Abstract

Inflammatory bowel diseases are chronic, relapsing diseases that compromise life quality and expectancy. The increased incidence and prevalence of these diseases reinforce the need for research on prevention, therapy, and management innovations. Synbiotics (ie, probiotic plus prebiotic combinations) are suggested as an alternative or complementary therapy to conventional treatments for inflammatory bowel disease. The aim for this systematic review was to gather and analyze data from randomized controlled trials to provide more information to increase the current evidence level about the safety and efficacy of synbiotic use as a supplemental treatment for ulcerative colitis. Searches were performed in the Medline, Science Direct, Scielo, Scopus, and Embase databases between January 2017 and March 2019, using the keywords "colitis" and "synbiotics". The data extraction method performed for each trial was based on the recommendations of the Consolidated Standards of Reporting Trials for randomized clinical trials.

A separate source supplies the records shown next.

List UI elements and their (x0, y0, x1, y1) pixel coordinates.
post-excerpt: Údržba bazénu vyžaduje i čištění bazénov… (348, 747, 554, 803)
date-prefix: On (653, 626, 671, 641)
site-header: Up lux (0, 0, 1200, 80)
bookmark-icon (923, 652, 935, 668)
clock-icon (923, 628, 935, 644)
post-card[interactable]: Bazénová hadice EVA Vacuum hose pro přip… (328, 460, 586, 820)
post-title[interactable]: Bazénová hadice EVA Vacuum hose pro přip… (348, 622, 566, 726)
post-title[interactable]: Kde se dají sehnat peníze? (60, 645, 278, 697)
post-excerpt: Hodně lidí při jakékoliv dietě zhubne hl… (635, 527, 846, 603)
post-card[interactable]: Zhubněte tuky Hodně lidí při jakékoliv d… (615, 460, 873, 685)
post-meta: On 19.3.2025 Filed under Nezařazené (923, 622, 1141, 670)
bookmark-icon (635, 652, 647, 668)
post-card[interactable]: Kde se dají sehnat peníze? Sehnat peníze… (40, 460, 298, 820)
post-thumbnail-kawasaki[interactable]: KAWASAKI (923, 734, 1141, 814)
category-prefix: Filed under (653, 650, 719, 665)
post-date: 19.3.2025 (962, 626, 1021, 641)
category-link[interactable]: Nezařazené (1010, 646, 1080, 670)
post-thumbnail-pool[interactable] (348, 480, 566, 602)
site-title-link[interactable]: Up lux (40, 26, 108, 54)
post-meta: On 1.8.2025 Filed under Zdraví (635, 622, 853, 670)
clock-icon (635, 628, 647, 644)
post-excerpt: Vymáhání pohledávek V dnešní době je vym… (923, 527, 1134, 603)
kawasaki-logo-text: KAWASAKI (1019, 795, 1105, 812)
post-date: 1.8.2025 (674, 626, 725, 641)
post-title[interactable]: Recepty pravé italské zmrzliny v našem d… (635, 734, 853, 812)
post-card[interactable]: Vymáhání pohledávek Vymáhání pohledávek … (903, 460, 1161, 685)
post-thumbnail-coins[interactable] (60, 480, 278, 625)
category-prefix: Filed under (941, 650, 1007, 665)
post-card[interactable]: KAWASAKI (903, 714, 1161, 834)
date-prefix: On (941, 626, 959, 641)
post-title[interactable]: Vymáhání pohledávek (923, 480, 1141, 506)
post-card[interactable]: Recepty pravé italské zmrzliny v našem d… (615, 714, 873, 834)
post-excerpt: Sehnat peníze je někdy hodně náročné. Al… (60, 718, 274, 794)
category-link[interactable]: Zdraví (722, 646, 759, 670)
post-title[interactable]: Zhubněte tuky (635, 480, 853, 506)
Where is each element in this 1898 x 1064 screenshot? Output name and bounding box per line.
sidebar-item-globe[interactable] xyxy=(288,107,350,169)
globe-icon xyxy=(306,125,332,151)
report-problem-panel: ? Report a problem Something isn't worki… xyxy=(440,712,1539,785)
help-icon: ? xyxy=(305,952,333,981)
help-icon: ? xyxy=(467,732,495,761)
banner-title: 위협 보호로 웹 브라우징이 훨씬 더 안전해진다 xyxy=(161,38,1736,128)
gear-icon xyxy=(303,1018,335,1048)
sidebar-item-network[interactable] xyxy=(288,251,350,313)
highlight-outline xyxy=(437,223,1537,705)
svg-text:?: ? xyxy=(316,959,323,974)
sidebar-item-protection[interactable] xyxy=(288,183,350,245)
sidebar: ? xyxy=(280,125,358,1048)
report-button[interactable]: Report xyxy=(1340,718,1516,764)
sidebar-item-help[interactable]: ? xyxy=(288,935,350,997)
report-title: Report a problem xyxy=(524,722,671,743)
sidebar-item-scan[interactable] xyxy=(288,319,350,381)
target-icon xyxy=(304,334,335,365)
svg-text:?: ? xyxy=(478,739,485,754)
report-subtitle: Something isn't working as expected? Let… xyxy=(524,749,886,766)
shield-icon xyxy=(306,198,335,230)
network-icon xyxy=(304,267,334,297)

The trials included in this meta-analysis presented low risk of bias, based on the Cochrane Handbook for Systematic Reviews of Interventions guidelines. The results demonstrated that synbiotics significantly improved colonic endoscopic and histologic scores, the Clinical Activity Index, serum C-reactive protein levels, intestinal microbiota, Bowel Habits Index, and levels of messenger RNAs, tumor necrosis factor-α, interleukin-1α, interleukin-10, and myeloperoxidase in the patients. In addition, the use of synbiotics increased probiotic microorganisms, reduced proinflammatory colonic cytokines, and elevated anti-inflammatory cytokines. Therefore, the results of this meta-analysis reinforce the evidence that synbiotics provide benefits to patients when used as an alternative or complementary therapy for those with ulcerative colitis.